Bu sezon çok kırılma anları var gercekten. Gs macında Negredo aşırtma yapmak yerine kaleciyi geçse ve ya babel karsı karsıya pozisyonda golü atsa şimdi başka seyler konusuyorduk. Ic sahada ts macında lensin kacirdigi gol, akhisar macında quaresmanın kacirdigi penaltı..
Içim yanıyor valla.
Normalde bu tip değerlendirmeleri fazla taraflı bulanlardanım. Çünkü malum, Fenerbahçeli de çıkıyor, 'X maçında direkten dönen top gol olsa' diye başlayıveriyor falan... Ama bu sefer hakkaten kırılma noktaları hep bizim aleyhimize oldu.

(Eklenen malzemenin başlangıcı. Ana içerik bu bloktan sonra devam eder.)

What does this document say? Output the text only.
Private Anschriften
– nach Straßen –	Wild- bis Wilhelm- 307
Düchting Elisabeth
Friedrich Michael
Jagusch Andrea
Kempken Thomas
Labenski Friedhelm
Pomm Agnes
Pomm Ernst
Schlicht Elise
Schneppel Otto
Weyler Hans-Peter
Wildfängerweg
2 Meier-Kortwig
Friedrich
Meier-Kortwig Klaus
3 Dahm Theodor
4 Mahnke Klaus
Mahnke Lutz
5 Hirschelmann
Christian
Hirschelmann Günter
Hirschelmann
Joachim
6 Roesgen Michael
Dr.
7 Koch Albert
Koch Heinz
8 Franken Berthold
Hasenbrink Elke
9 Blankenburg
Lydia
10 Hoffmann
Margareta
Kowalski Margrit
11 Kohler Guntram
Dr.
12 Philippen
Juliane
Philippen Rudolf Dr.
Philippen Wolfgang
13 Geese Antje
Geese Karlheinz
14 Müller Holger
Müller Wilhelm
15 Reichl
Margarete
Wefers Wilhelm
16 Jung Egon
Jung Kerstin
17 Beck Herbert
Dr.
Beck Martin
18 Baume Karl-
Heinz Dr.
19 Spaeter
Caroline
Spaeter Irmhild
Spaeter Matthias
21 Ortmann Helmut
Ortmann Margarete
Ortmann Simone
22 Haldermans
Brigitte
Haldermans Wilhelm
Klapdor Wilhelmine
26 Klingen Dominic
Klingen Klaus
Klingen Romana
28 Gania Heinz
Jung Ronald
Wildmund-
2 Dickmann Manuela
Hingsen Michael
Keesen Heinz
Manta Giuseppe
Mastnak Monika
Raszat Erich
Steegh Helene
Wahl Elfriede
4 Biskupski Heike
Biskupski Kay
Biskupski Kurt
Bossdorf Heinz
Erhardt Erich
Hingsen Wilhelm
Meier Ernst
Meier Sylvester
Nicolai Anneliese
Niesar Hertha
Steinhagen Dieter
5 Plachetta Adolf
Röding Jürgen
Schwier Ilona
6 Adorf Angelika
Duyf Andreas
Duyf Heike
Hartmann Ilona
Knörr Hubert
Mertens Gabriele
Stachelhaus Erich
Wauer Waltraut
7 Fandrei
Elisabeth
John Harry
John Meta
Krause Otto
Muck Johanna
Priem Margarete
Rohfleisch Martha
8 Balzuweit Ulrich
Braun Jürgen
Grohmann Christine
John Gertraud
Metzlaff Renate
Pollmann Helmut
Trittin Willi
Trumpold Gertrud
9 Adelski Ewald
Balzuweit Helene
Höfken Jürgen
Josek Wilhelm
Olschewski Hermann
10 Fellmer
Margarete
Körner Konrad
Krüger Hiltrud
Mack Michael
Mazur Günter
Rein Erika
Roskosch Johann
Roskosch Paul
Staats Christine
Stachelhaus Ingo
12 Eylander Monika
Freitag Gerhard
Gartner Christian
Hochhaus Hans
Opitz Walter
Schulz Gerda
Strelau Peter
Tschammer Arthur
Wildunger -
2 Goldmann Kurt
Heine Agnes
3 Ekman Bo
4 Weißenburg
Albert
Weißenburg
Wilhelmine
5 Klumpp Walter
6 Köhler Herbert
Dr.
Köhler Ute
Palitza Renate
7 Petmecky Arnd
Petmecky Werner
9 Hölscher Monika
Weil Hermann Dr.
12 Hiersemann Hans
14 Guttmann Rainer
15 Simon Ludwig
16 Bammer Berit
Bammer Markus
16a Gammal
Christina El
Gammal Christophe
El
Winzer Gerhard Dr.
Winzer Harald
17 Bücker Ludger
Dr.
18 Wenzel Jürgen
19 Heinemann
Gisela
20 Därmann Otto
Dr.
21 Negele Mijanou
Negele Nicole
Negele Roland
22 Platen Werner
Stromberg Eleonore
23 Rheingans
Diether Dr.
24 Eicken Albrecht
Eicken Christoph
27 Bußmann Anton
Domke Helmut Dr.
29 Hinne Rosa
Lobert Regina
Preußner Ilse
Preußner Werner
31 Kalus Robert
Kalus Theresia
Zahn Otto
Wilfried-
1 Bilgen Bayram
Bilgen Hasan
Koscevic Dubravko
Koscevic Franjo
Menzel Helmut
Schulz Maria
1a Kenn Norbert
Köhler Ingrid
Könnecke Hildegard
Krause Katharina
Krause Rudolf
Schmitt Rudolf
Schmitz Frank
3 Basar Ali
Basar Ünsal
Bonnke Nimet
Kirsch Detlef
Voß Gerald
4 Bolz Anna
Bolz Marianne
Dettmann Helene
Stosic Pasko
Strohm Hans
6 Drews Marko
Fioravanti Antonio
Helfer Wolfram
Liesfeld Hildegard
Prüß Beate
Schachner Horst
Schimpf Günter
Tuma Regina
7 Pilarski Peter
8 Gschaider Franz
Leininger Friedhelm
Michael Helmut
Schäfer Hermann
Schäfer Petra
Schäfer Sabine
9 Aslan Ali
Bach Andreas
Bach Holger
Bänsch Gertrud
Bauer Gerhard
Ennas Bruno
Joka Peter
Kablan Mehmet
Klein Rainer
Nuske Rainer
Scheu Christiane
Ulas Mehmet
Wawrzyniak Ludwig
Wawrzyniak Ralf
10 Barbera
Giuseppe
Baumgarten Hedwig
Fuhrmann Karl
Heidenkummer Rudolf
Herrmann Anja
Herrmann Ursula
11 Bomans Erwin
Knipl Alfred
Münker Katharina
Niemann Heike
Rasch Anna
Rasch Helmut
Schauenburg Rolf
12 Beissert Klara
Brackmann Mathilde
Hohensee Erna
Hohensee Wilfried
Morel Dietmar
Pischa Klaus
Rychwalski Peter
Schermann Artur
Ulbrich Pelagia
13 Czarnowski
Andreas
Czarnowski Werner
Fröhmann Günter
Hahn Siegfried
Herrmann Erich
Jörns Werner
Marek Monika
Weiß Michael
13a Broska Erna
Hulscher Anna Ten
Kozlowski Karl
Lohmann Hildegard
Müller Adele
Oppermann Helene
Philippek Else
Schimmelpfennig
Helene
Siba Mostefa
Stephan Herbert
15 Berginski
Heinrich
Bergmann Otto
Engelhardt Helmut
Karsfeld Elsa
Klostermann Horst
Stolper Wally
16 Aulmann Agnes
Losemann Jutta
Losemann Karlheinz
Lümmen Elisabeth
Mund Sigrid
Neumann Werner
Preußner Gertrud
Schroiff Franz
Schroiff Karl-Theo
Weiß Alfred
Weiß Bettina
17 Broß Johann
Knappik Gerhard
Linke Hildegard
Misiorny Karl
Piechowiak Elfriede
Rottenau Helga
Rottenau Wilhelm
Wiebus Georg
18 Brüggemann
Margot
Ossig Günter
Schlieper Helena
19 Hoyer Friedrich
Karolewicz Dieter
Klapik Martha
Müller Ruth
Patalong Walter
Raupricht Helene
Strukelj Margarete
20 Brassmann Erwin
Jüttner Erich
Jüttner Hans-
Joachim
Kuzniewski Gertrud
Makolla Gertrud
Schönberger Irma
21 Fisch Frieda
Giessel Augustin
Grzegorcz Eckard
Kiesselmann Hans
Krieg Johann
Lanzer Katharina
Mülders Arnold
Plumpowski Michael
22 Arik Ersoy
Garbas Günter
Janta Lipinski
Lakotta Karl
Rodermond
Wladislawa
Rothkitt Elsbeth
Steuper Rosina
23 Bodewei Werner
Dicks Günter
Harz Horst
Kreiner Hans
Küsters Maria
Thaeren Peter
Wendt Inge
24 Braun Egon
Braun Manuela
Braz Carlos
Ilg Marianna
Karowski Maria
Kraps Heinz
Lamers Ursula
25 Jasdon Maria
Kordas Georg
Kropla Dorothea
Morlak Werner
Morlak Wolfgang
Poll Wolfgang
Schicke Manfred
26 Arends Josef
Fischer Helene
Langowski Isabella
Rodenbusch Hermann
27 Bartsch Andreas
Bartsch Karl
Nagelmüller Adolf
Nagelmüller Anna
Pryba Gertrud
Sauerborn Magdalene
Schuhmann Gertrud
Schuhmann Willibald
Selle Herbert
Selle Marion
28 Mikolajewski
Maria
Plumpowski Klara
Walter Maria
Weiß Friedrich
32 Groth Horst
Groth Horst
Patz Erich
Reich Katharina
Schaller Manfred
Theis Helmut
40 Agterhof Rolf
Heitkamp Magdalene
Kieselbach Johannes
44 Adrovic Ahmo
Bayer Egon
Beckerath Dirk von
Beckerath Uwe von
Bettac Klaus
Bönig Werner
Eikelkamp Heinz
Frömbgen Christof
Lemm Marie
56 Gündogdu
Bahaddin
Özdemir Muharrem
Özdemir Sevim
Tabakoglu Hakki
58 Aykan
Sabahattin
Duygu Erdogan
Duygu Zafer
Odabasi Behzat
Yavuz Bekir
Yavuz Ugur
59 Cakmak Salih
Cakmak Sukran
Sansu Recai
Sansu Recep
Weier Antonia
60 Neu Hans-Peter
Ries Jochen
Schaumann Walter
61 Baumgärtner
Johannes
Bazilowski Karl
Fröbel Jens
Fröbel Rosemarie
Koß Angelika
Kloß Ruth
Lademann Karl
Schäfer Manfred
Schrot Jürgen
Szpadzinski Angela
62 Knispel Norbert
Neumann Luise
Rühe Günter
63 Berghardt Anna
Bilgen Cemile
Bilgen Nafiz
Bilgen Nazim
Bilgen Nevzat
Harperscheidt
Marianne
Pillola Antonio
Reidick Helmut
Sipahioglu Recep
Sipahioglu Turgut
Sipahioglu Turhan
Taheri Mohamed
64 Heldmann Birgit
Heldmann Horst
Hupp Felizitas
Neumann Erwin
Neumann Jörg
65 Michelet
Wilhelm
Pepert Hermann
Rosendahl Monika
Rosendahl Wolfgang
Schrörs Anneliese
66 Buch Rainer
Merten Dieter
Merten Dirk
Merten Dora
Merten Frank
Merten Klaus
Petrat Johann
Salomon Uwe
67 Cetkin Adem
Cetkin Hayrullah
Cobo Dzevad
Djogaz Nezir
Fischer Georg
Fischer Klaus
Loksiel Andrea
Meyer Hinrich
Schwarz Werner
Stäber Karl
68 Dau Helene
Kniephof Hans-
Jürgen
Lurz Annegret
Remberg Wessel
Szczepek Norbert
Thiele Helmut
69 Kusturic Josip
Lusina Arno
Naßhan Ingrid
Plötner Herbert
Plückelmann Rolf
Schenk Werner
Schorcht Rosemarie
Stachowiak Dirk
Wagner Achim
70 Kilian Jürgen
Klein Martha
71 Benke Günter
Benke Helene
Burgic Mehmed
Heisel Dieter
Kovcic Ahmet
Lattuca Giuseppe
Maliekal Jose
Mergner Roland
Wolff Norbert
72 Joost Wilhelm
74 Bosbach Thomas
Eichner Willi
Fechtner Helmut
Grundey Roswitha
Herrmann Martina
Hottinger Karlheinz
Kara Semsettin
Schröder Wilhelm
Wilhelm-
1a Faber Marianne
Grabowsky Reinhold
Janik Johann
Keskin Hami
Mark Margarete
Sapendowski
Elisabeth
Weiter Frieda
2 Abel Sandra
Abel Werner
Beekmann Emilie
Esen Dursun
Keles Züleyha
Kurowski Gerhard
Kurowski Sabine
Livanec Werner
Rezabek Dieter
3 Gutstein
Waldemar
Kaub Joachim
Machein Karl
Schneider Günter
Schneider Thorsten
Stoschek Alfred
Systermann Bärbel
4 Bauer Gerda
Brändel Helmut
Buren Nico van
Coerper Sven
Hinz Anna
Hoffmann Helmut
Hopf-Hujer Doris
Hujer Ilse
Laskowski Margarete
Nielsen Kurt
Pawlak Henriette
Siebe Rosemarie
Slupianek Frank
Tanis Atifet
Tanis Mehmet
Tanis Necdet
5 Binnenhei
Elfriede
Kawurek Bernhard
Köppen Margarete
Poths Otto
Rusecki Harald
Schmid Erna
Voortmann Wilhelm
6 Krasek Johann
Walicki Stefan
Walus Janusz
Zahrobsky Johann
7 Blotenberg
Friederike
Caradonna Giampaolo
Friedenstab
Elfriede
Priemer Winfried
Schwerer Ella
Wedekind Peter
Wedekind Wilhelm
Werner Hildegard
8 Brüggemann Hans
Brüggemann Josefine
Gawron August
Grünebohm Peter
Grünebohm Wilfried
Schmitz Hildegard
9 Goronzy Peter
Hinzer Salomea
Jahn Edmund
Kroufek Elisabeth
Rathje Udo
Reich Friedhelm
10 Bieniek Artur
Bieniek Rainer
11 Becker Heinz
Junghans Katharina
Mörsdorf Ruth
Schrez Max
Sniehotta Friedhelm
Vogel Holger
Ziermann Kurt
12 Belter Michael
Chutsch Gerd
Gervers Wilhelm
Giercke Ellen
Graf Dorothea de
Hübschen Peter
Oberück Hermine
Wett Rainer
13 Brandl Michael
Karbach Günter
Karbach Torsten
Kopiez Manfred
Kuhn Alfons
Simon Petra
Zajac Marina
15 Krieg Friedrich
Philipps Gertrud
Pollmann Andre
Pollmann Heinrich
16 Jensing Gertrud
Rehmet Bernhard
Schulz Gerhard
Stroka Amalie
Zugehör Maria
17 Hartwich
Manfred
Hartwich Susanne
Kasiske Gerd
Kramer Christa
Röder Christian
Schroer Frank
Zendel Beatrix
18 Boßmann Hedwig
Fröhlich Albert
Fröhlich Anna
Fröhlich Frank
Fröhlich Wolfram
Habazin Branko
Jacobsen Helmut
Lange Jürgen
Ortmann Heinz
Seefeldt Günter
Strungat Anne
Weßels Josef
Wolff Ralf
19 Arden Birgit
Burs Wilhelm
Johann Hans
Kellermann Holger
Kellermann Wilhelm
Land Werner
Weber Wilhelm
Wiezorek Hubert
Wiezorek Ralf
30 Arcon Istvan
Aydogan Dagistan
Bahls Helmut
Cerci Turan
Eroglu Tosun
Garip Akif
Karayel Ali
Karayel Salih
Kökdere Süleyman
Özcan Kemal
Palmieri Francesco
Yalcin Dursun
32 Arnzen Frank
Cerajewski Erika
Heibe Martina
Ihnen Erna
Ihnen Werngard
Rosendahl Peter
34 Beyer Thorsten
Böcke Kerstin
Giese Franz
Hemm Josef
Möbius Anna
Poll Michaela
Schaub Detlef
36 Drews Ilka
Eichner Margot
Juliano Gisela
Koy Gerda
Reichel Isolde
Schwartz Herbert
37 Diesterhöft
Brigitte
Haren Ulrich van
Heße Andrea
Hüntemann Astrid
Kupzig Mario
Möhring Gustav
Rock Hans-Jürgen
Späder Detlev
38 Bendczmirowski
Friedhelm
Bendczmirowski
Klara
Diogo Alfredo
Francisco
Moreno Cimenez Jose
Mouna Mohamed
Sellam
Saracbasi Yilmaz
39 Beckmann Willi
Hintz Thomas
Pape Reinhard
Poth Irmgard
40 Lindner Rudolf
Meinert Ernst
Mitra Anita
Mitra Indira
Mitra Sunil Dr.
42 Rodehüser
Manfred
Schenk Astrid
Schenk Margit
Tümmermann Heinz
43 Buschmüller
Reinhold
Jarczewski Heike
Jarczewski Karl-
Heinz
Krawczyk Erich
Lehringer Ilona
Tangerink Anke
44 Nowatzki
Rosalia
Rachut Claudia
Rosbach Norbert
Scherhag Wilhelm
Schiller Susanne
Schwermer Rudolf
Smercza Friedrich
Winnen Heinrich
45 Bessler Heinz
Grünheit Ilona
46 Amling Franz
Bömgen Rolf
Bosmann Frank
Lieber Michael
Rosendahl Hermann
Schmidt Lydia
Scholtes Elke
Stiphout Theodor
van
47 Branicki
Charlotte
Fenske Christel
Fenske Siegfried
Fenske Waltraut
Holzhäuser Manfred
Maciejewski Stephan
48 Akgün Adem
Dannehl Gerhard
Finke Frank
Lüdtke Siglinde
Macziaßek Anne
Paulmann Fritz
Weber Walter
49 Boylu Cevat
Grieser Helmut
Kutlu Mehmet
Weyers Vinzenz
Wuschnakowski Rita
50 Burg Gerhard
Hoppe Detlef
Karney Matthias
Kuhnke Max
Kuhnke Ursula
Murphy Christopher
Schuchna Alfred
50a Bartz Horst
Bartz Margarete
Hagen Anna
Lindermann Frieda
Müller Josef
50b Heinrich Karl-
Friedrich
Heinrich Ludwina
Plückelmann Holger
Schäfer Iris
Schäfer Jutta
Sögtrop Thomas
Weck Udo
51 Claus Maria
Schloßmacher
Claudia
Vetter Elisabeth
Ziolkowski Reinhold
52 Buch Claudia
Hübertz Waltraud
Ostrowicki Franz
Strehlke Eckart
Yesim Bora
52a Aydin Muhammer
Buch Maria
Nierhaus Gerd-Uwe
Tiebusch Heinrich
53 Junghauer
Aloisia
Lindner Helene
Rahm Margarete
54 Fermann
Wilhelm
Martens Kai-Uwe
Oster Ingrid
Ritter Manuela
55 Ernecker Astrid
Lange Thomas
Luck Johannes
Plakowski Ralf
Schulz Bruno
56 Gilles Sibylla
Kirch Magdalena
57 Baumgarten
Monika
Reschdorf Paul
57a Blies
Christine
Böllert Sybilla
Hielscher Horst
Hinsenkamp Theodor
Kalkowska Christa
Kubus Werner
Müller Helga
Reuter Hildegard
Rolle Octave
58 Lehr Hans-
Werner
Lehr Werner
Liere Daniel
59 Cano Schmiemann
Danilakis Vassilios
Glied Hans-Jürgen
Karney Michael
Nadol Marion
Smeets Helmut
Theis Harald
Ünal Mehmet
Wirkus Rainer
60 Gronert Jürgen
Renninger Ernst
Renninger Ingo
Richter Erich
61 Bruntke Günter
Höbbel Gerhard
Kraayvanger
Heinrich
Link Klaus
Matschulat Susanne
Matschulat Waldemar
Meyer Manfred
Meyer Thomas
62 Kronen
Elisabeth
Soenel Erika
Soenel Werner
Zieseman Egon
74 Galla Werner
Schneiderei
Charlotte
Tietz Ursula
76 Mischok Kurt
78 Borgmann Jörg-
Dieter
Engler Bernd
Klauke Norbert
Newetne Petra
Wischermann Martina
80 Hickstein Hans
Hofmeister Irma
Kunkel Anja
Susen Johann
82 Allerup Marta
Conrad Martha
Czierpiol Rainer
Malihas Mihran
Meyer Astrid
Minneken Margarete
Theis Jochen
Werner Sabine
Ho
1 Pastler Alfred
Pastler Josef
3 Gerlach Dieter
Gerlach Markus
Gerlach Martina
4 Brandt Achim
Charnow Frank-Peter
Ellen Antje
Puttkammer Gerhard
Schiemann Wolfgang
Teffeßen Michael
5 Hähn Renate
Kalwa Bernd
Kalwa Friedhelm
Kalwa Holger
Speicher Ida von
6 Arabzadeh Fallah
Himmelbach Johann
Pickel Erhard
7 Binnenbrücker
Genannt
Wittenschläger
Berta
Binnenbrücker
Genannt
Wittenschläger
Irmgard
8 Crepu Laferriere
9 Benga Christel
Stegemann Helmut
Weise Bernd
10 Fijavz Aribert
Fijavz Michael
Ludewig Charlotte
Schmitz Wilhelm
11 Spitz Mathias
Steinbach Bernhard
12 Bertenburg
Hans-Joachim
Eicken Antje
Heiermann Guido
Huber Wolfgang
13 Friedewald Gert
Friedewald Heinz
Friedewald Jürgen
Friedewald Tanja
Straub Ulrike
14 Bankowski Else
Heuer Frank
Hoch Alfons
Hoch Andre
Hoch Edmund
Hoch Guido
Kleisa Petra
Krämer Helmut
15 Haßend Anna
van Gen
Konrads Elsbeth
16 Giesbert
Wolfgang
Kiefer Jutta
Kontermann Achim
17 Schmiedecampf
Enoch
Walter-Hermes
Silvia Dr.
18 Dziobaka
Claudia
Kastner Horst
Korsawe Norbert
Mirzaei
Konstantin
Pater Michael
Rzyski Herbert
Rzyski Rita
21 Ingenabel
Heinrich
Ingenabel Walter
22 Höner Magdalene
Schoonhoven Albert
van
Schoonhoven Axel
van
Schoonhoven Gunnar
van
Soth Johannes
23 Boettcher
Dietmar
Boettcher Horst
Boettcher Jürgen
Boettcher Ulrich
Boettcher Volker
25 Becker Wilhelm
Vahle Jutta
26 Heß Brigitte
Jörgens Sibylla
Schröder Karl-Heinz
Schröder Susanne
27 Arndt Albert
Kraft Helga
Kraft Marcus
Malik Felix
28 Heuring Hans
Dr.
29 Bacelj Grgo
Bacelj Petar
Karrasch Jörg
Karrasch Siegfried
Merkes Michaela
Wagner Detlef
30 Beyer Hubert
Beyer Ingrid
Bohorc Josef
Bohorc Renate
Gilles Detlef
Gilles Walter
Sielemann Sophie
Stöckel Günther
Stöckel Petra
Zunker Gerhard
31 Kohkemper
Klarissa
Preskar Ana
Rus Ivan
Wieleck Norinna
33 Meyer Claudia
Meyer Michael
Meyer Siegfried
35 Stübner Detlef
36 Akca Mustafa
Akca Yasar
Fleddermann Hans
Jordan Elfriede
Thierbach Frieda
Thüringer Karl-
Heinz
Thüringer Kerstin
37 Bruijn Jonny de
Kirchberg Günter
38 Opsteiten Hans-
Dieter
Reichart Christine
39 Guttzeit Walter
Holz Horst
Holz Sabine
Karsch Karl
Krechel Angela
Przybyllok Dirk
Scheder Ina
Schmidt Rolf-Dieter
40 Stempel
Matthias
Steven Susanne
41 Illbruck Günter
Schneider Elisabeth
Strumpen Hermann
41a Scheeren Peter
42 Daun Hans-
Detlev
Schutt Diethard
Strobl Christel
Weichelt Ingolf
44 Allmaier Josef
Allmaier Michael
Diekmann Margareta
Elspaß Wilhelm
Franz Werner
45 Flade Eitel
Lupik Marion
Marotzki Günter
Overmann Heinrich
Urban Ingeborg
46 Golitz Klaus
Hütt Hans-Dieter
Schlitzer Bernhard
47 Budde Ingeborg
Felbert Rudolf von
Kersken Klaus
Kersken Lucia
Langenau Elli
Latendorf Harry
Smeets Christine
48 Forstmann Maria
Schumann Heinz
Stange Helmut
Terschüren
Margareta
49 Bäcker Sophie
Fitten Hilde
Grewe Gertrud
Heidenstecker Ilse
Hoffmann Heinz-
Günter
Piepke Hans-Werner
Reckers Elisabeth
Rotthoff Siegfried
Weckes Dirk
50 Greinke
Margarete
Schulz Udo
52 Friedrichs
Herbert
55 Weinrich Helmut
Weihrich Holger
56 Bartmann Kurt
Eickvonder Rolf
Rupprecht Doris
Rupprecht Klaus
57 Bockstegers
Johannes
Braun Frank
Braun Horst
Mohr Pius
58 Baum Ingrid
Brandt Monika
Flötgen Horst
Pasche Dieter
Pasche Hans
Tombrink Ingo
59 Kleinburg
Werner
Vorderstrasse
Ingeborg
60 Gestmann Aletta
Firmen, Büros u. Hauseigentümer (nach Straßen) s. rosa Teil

Rakiplerin son saniyede attıkları garip gollerle çevirdikleri maçlar, kendi kalelerine atılan goller, bizim kaçırdığımız akıl almaz pozisyonlar, hiç haketmeden gördüğümüz kırmızı kartlar, yeni uydurulan kurallarla aldığımız cezalar... 'Her şey' aleyhimizeydi resmen...
Bütün bu şanssızlık bulutu, Şampiyonlar Ligi'ndeyse tamamen dağılıyordu sanki. Evet, gerçekten çok iyi maçlar çıkardık, müthiş skorlar aldık, ama zaman zaman aşırı derecede şanslı olduğumuz anlar da oldu.
İyisiyle kötüsüyle geçti... En büyük mutluluğum, istedikleri 'kaos ortamını' yaratamamış olmaları... Rahat şampiyon olacağımız seneyi 'dördüncü' bitirdik, ama taraftar hala bütün gücü ve samimiyetiyle takımın arkasında, büyük çoğunluğuyla hocasının arkasında, yönetimin arkasında... Bu birliği korursak, 'şampiyonluk hasretiyle çok çile çektik' dönemini bir daha yaşamayız. Bu da bizim görevimiz...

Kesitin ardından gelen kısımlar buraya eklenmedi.